Is this ‘civil war’ yet, Mr. Bush?
“Every morning the streets of Baghdad are littered with dozens of bodies, bruised, torn, mutilated, executed only because they are Sunni or because they are Shiite… Sectarian and ethnic cleansing has since continued apace, as mixed neighborhoods are ‘purified.’ ”– “Iraq Is the Republic of Fear,” by Nir Rosen, in today’s Washington Post
Before this goes any further, could we at least cleanse the language? ‘Ethnic cleansing’ should be permanently retired because it whitewashes what it purports to describe, and encourages the view that those who are in some way different from oneself should be treated like the soap scum in my shower. We are not talking about ‘cleansing’; we are talking about the murders of people we perceive as ‘other,’ even if their difference is nothing more than a slightly different belief system than our own.
It is precisely this concept of ‘other’ that allows people the luxury of murder-without-conscience, that sets neighbor upon neighbor, that justifies the murder of children and the defenseless. It is murder, not an exercise in cleaning, and that must be the message that is sent loud and clear.
Always I find myself viewing such behavioral aberrations as mass murder in the context of history, both the short span of recorded history and our much longer evolutionary history, but this is generally not very uplifting.
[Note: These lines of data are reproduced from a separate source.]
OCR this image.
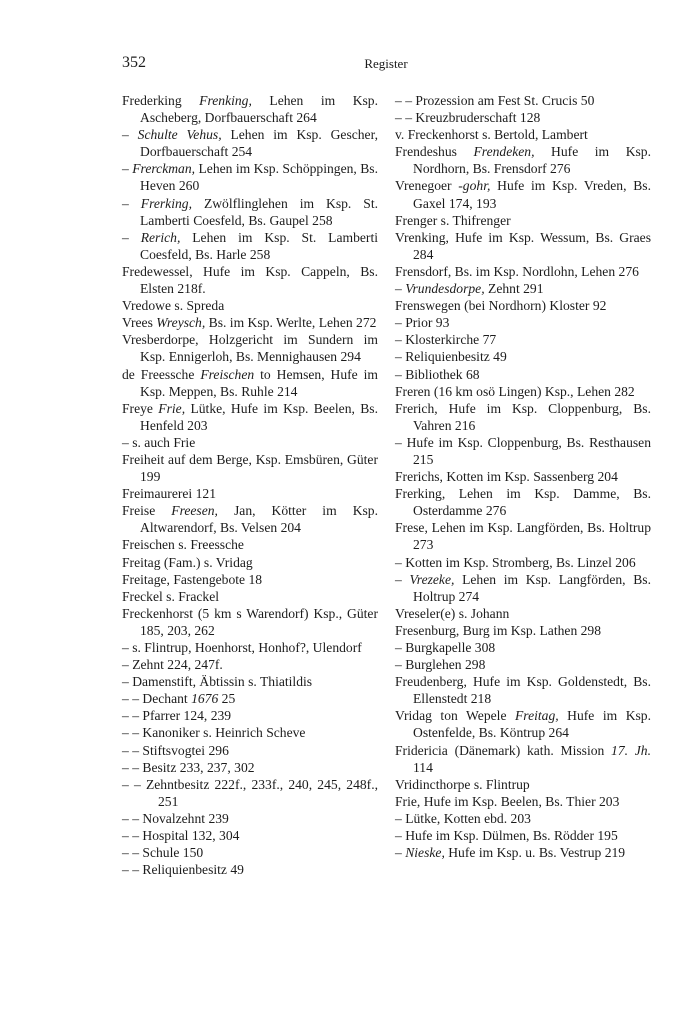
352	Register
Frederking Frenking, Lehen im Ksp. Ascheberg, Dorfbauerschaft 264
– Schulte Vehus, Lehen im Ksp. Gescher, Dorfbauerschaft 254
– Frerckman, Lehen im Ksp. Schöppingen, Bs. Heven 260
– Frerking, Zwölflinglehen im Ksp. St. Lamberti Coesfeld, Bs. Gaupel 258
– Rerich, Lehen im Ksp. St. Lamberti Coesfeld, Bs. Harle 258
Fredewessel, Hufe im Ksp. Cappeln, Bs. Elsten 218f.
Vredowe s. Spreda
Vrees Wreysch, Bs. im Ksp. Werlte, Lehen 272
Vresberdorpe, Holzgericht im Sundern im Ksp. Ennigerloh, Bs. Mennighausen 294
de Freessche Freischen to Hemsen, Hufe im Ksp. Meppen, Bs. Ruhle 214
Freye Frie, Lütke, Hufe im Ksp. Beelen, Bs. Henfeld 203
– s. auch Frie
Freiheit auf dem Berge, Ksp. Emsbüren, Güter 199
Freimaurerei 121
Freise Freesen, Jan, Kötter im Ksp. Altwarendorf, Bs. Velsen 204
Freischen s. Freessche
Freitag (Fam.) s. Vridag
Freitage, Fastengebote 18
Freckel s. Frackel
Freckenhorst (5 km s Warendorf) Ksp., Güter 185, 203, 262
– s. Flintrup, Hoenhorst, Honhof?, Ulendorf
– Zehnt 224, 247f.
– Damenstift, Äbtissin s. Thiatildis
– – Dechant 1676 25
– – Pfarrer 124, 239
– – Kanoniker s. Heinrich Scheve
– – Stiftsvogtei 296
– – Besitz 233, 237, 302
– – Zehntbesitz 222f., 233f., 240, 245, 248f., 251
– – Novalzehnt 239
– – Hospital 132, 304
– – Schule 150
– – Reliquienbesitz 49
– – Prozession am Fest St. Crucis 50
– – Kreuzbruderschaft 128
v. Freckenhorst s. Bertold, Lambert
Frendeshus Frendeken, Hufe im Ksp. Nordhorn, Bs. Frensdorf 276
Vrenegoer -gohr, Hufe im Ksp. Vreden, Bs. Gaxel 174, 193
Frenger s. Thifrenger
Vrenking, Hufe im Ksp. Wessum, Bs. Graes 284
Frensdorf, Bs. im Ksp. Nordlohn, Lehen 276
– Vrundesdorpe, Zehnt 291
Frenswegen (bei Nordhorn) Kloster 92
– Prior 93
– Klosterkirche 77
– Reliquienbesitz 49
– Bibliothek 68
Freren (16 km osö Lingen) Ksp., Lehen 282
Frerich, Hufe im Ksp. Cloppenburg, Bs. Vahren 216
– Hufe im Ksp. Cloppenburg, Bs. Resthausen 215
Frerichs, Kotten im Ksp. Sassenberg 204
Frerking, Lehen im Ksp. Damme, Bs. Osterdamme 276
Frese, Lehen im Ksp. Langförden, Bs. Holtrup 273
– Kotten im Ksp. Stromberg, Bs. Linzel 206
– Vrezeke, Lehen im Ksp. Langförden, Bs. Holtrup 274
Vreseler(e) s. Johann
Fresenburg, Burg im Ksp. Lathen 298
– Burgkapelle 308
– Burglehen 298
Freudenberg, Hufe im Ksp. Goldenstedt, Bs. Ellenstedt 218
Vridag ton Wepele Freitag, Hufe im Ksp. Ostenfelde, Bs. Köntrup 264
Fridericia (Dänemark) kath. Mission 17. Jh. 114
Vridincthorpe s. Flintrup
Frie, Hufe im Ksp. Beelen, Bs. Thier 203
– Lütke, Kotten ebd. 203
– Hufe im Ksp. Dülmen, Bs. Rödder 195
– Nieske, Hufe im Ksp. u. Bs. Vestrup 219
Today is no exception, when I came across the diagram below:
Science 12 May 2006, pp. 838 - 839.
A key paragraph accompanies the diagram:
“People seem to use one region of [the brain] to consider the mental state of someone they perceive as similar to themselves and another region … to consider someone perceived as dissimilar.”
We do not think the same way, or even with the same parts of our brain, when we view those we perceive as ‘other.’
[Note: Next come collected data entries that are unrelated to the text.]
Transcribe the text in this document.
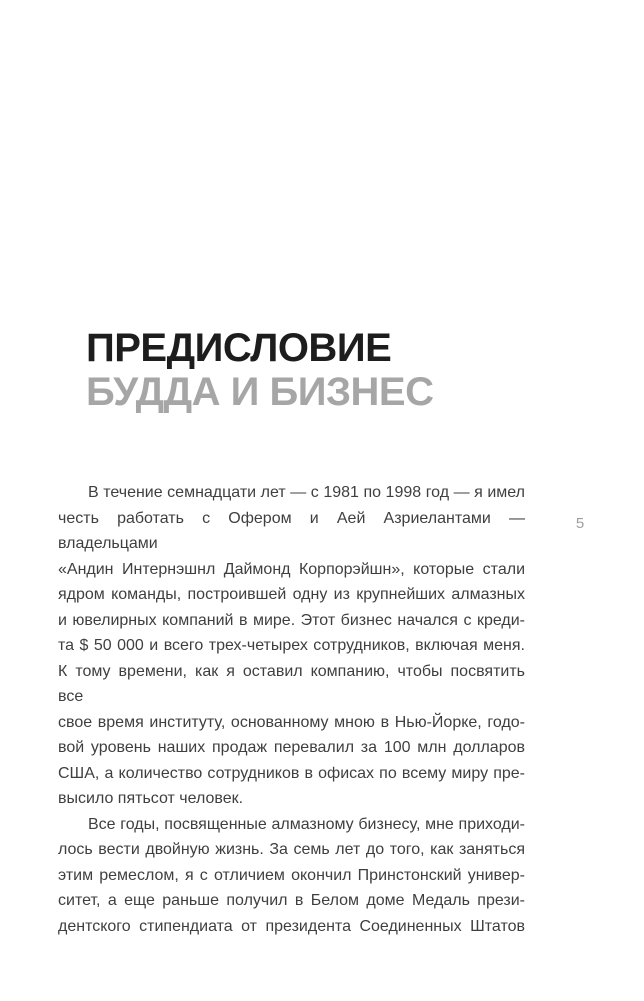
ПРЕДИСЛОВИЕ
БУДДА И БИЗНЕС
5
В течение семнадцати лет — с 1981 по 1998 год — я имел
честь работать с Офером и Аей Азриелантами — владельцами
«Андин Интернэшнл Даймонд Корпорэйшн», которые стали
ядром команды, построившей одну из крупнейших алмазных
и ювелирных компаний в мире. Этот бизнес начался с креди-
та $ 50 000 и всего трех-четырех сотрудников, включая меня.
К тому времени, как я оставил компанию, чтобы посвятить все
свое время институту, основанному мною в Нью-Йорке, годо-
вой уровень наших продаж перевалил за 100 млн долларов
США, а количество сотрудников в офисах по всему миру пре-
высило пятьсот человек.
Все годы, посвященные алмазному бизнесу, мне приходи-
лось вести двойную жизнь. За семь лет до того, как заняться
этим ремеслом, я с отличием окончил Принстонский универ-
ситет, а еще раньше получил в Белом доме Медаль прези-
дентского стипендиата от президента Соединенных Штатов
The message seems to be one of two possibilities: Either we are hardwired to see others of our kind as not-like-us, freeing us to be conscienceless murderers when strife arises, demonstrating that we are mere animals endlessly playing out our mandate; or we must strive to be more inclusive in our choices of who we define as being similar to ourselves.
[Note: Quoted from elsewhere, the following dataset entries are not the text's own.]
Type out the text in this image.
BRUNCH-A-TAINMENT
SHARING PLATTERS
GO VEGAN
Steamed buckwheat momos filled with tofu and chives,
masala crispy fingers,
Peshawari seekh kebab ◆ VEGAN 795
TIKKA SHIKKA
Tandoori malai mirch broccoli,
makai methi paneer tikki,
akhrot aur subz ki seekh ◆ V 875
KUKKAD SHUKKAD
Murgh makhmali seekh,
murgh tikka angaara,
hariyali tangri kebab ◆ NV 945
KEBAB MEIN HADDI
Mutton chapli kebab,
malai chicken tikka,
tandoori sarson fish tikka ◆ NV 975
Because that is really what it comes down to: We can choose to use our abilities of rational thought to learn and deeply comprehend that we are all in this together, with the same needs and desires, more similar than different, or we can focus on our relatively insignificant differences that divide us, like religious beliefs, skin or eye color, or region of origin.
But it seems that, rather than any diminution of so-called sectarian or ethnic bloodshed over time, it only, and ever, gets worse and worse, as our weapons improve and the stakes get higher.
Through it all, I ponder: is this what it means to be human? Is this all there is?